Sucesivos episodios nos han demostrado que la corrupción mata. Once, Crogmanon, Castelar, las rutas precarias, el colapso energético han generado muertos y heridos por doquier. El fallo del Estado es indiscutible.
Promesas electorales, concepciones populistas y la falsa promesa que el Estado todo lo puede han generado un sistema de subsidios cruzados, partidas presupuestarias, sobreprecios, ocultamientos y favores que conforman una maraña de corrupción que todos los días nos sorprende e indigna. Pudieron robar porque nos sedujeron con la gratuidad.
Quizás la madre de todos los males sea una demanda de gratuidad por parte de la población y una oferta de “Estado presente” por parte de la corporación política. La demanda de bienes y servicios gratuitos deriva del falso concepto que “las cosas no cuestan” o del inmoral principio por el cual “las cosas las debe pagar otro”. Ambos asertos, además de falsos, son muy graves para una sociedad.
Las cosas cuestan. Los bienes y servicios económicos (a diferencia de los bienes superabundantes como el aire) son escasos en relación a sus necesidades. Por tanto tienen precios superiores a cero. Para producirlos hay que incurrir en costos. Dado que tienen valor en el mercado, o lo que es lo mismo dado que los consumidores los valoran, resulta necesario incurrir en costos para producirlos. Cuestan porque valen.
La gratuidad generó exceso de demanda y restricción de la oferta. Simple, consumimos sin mirar el precio y no producimos nada porque no vemos ningún precio. Desde los primeros mercados de Babilonia que la reacción es la misma. Sin precio no hay oferta.
La única forma de incentivar la producción es que sea un negocio rentable. Lo lamento. Bienvenidos a la realidad. No caben en este análisis consideraciones políticas, religiosas, metafísicas o directamente chamuyeras como la del juez Arias de La Plata. “Para considerar las tarifas hay que considerar los derechos”. Amén. Eso pertenece a la religión o al tarotismo, no a la economía, que es la única ciencia relevante para el caso considerado.

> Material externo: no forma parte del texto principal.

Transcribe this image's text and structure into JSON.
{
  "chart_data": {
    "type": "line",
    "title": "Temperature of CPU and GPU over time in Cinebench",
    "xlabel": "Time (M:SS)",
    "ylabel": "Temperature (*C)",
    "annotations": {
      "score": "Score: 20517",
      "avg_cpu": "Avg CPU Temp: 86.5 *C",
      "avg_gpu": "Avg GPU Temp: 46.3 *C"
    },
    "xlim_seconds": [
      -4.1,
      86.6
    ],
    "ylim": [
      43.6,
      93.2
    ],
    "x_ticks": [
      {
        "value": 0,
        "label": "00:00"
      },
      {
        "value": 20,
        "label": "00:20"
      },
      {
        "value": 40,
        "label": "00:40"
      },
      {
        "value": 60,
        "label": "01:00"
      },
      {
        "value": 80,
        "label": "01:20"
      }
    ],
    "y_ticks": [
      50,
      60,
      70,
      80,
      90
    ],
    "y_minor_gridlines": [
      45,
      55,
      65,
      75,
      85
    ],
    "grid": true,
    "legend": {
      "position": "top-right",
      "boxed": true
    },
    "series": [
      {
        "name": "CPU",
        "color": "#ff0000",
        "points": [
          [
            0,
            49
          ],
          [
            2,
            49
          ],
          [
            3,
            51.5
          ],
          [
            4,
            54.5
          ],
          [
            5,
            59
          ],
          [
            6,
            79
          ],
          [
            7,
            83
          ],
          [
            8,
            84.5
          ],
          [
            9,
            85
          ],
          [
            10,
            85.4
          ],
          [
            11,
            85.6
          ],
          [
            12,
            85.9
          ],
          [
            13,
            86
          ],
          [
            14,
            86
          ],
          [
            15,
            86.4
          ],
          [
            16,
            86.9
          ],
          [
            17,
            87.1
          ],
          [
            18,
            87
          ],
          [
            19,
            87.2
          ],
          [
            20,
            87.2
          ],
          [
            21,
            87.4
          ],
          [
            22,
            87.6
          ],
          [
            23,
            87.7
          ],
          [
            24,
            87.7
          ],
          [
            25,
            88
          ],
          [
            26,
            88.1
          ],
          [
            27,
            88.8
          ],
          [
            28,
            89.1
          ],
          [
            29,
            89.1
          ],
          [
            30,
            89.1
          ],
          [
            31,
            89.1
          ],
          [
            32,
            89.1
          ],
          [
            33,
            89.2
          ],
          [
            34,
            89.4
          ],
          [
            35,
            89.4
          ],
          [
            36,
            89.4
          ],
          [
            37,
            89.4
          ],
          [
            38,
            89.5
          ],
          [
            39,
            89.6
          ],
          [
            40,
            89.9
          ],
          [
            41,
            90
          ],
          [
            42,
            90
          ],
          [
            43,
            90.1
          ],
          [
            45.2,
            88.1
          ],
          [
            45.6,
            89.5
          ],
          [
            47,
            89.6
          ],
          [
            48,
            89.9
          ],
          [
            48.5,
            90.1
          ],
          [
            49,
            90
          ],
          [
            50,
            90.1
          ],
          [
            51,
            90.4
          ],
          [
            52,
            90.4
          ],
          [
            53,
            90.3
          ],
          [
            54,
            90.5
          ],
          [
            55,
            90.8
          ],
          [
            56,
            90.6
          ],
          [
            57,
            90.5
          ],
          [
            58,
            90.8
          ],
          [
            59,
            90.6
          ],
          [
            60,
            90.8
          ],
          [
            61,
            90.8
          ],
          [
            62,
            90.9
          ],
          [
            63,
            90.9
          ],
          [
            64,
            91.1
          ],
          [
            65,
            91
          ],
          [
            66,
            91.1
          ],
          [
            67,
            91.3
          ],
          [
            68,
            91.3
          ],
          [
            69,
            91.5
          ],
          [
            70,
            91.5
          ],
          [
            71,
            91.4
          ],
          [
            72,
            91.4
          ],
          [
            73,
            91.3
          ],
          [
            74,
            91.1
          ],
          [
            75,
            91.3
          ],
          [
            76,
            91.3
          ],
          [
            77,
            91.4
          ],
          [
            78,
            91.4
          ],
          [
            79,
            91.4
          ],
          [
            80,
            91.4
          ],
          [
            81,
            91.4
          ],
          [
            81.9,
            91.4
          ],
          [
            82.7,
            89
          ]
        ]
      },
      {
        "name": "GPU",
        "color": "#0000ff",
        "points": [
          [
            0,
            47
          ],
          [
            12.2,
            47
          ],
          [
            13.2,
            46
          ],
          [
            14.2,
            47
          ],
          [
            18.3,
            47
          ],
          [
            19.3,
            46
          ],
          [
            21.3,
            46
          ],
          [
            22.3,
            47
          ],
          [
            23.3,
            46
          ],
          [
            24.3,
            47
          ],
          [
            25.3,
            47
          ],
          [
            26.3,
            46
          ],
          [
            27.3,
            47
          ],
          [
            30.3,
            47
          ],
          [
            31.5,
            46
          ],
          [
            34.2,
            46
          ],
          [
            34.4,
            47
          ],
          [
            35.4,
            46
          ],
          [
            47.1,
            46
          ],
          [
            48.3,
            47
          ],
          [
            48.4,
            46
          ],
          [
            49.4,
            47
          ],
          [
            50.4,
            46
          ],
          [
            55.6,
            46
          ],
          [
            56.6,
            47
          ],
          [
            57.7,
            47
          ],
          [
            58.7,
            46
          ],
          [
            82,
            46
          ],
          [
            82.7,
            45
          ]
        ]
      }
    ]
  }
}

Si queremos gas tenemos que pagar por él. ¿Cuánto? Lo que diga el sistema de precios, los precios de mercado. ¿Es lindo? ¿Es lo que queremos, pagar por el gas? No es la pregunta relevante. La cuestión es que la realidad indica que si queremos un producto tenemos que ir al mercado y pagar por él.
Esta es la realidad que el kirchnerismo escondió mediante pagos indirectos. En rigor, siempre se pagó el gas, siempre los consumidores pusieron plata para obtenerlo. No en forma directa pues el kirchnerismo fue cobarde y mentiroso. Los consumidores pagaron por el gas de la forma más cara y cruel. Con inflación, con los costos de las restricciones, mediante impuestos, y mediante la descapitalización.
Nos comimos todo el gas. Pagamos con la factura tapada. Para que no nos demos cuenta. Hasta que un día, no quedó nada.
Según el ministro Juan José Aranguren con los tarifazos y la suavización anunciada ayer solo se logrará cubrir el 75% del costo de la provisión del gas. Aun así, “haciendo todo bien, dejaremos de importar gas en barco (que es el más costoso) hacia el año 2021 o 2022”. Quiere decir que los argentinos tendremos que esperar hasta después del Mundial de Qatar para volver a la situación de gas previa al Kichnerismo. Tal es la magnitud de la tragedia de gestión kirchnerista.
Es posible que el legado conceptual (el culto a la gratuidad) haya sido aún más gravoso que la corrupción escandalosa.
La política pública prevé mecanismos de subsidios y contención para los casos más angustiantes. Pero debemos asumir que tras la imagen de un jubilado que genuinamente no puede pagar y merece un subsidio de tarifa social hay un tsunami de demanda de gratuidad injusta e insostenible.
El kirchnerismo ha demostrado acabadamente que la corrupción mata. Ahora empezamos a comprender que la gratuidad corrompe. La herencia conceptual es la más grave de todas las bombas. Y sigue estallando.